Plagiarism: Representing the work of another as one’s own. Plagiarism includes but is not limited to the following: copying the answers of another student on an examination, copying or restating the work or ideas of another person or persons in any oral or written work (printed or electronic) without citing the appropriate source, and collaborating with someone else in an academic endeavor without acknowledging his or her contribution. Plagiarism can consist of acts of commission-appropriating the words or ideas of another-or omission failing to acknowledge/document/credit the source or creator of words or ideas (see below for a detailed definition of plagiarism).
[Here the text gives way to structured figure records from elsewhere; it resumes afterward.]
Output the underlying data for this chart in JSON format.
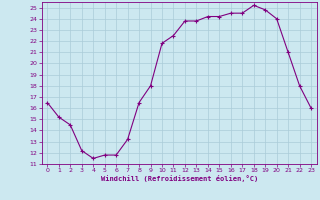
{
  "x": [
    0,
    1,
    2,
    3,
    4,
    5,
    6,
    7,
    8,
    9,
    10,
    11,
    12,
    13,
    14,
    15,
    16,
    17,
    18,
    19,
    20,
    21,
    22,
    23
  ],
  "y": [
    16.5,
    15.2,
    14.5,
    12.2,
    11.5,
    11.8,
    11.8,
    13.2,
    16.5,
    18.0,
    21.8,
    22.5,
    23.8,
    23.8,
    24.2,
    24.2,
    24.5,
    24.5,
    25.2,
    24.8,
    24.0,
    21.0,
    18.0,
    16.0
  ],
  "line_color": "#800080",
  "marker": "+",
  "marker_size": 3,
  "bg_color": "#cce8f0",
  "grid_color": "#aaccd8",
  "xlabel": "Windchill (Refroidissement éolien,°C)",
  "ylim": [
    11,
    25.5
  ],
  "yticks": [
    11,
    12,
    13,
    14,
    15,
    16,
    17,
    18,
    19,
    20,
    21,
    22,
    23,
    24,
    25
  ],
  "xlim": [
    -0.5,
    23.5
  ],
  "xticks": [
    0,
    1,
    2,
    3,
    4,
    5,
    6,
    7,
    8,
    9,
    10,
    11,
    12,
    13,
    14,
    15,
    16,
    17,
    18,
    19,
    20,
    21,
    22,
    23
  ]
}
It also includes colluding with someone else in an academic endeavor without acknowledging his or her contribution, using audio or video footage that comes from another source (including work done by another student) without permission and acknowledgement of that source.

Religious Observance

Students are permitted to be absent from class, including classes involving examinations, labs, excursions, and other special events, for purposes of religious observance. In-class, take-home and lab assignments, and other work shall be made up in consultation with the student’s instructors. More details on BU’s religious observance policy are available here.